Отец его за это постоянно ругал, но ничего поделать не мог.
Коко к весне делал уже все почти безукоризненно, жонглируя в движении, забираясь на камни. И однажды его осенило: он научится жонглировать в темноте! Это то, чего ни когда не делал Петр Савельевич. И Коко стал завязывать себе глаза, и по свисту ножей, по их воздушному шороху проходил весь путь от двух ножей до пяти, снова и снова, а в конце с силой метал их в старые обрушенные ворота конюшни, вновь поднятые и поставленные им для цели с кружочками, нарисованными мелом.
Так прошла еще одна зима, и весна, и в чудный-пречудный ярко-голубой вечер на горизонте показалась знакомая вереница повозок, колясок, бричек и привязанных к ним лошадей… Это цирк шапито, сделав свой обычный жизненный круг, вернулся в город Коко. Коко стал крупным четырнадцатилетним юношей, и, конечно же, он ждал свою канатоходку. Но Петр Савельевич при встрече сразу же сказал:
– Канатоходцы не приехали, Маша сломала руку. Может быть, к концу лета… А я приехал без сына, он бросил жонглировать, не получилось… Пойдем к твоим родителям…

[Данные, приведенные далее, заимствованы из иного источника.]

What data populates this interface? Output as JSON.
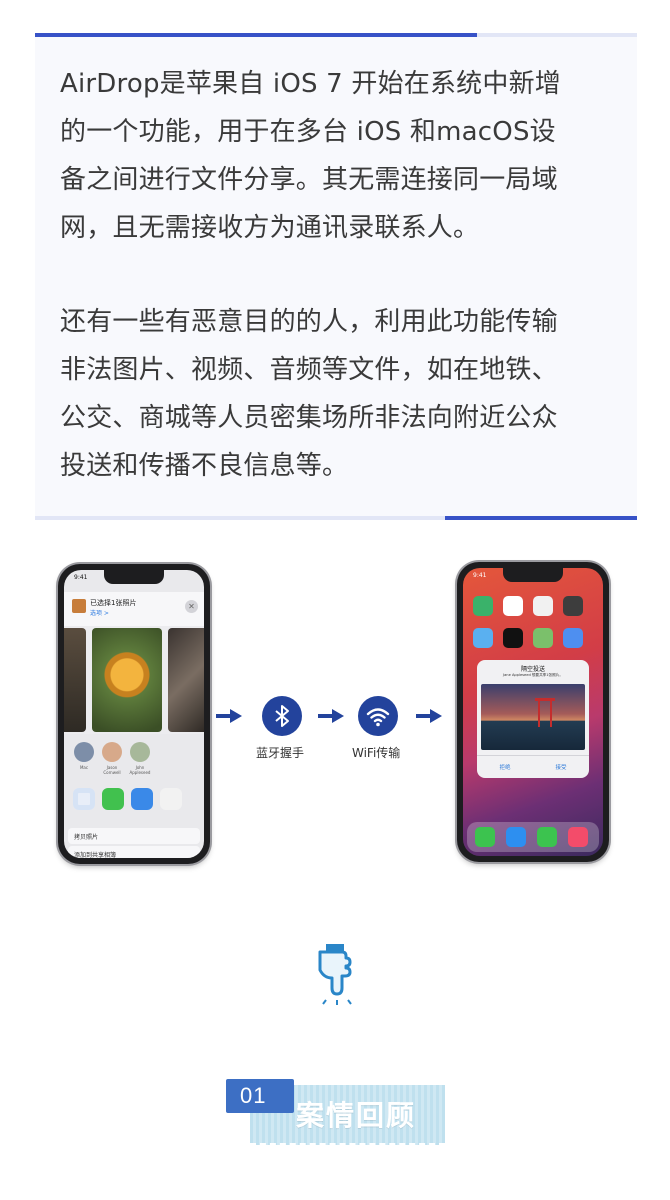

– Нет, – сказал Коко, – если вы берете меня, то надо, чтобы я вышел с вами на манеж, а я приглашу отца. А то он не верит, пусть сам увидит…
– Ладно, пошли, я сам сначала тебя посмотрю.
Петр Савельевич был поражен тем, как Коко работал с ножами.
– Так ты… Даже с завязанными глазами! Ладно… Еще неделю, пока будем устраиваться, порепетируем. А отца я сам позову на первое представление…
Коко пошел один к реке. Он грустил по Маше и только и мечтал, что вот она приедет, войдет во время представления и увидит его во всем блеске мастерства и таланта… Весь город был потрясен, когда пышный конферансье объявил:
– А сейчас на манеже в оригинальном жанре выступят…
И далее последовали имя и фамилия Петра Савельевича и… о чудо для слуха земляков и самого Коко:
– Ассистент – Коко Кокоз!
Больше всех увиденным был потрясен отец Коко. Коко очень ловко ловил отброшенные ножи, затем так же ловко отправлял их под руку Петра Савельевича. Публика на каждый удачный пас Коко аплодировала. Далее появилась лошадь, и сам Коко разогнал ее для маэстро по кругу, и тот начал работать с помощью Коко под радостные крики:
– Давай, Коко, давай! Карасубазар, не подкачай.
А Коко и не думал про это, он делал все машинально, и только что и видел перед глазами Машу и то, как она видит его… Все лето Коко работал с Петром Савельевичем, и даже получил от цирка неплохие деньги.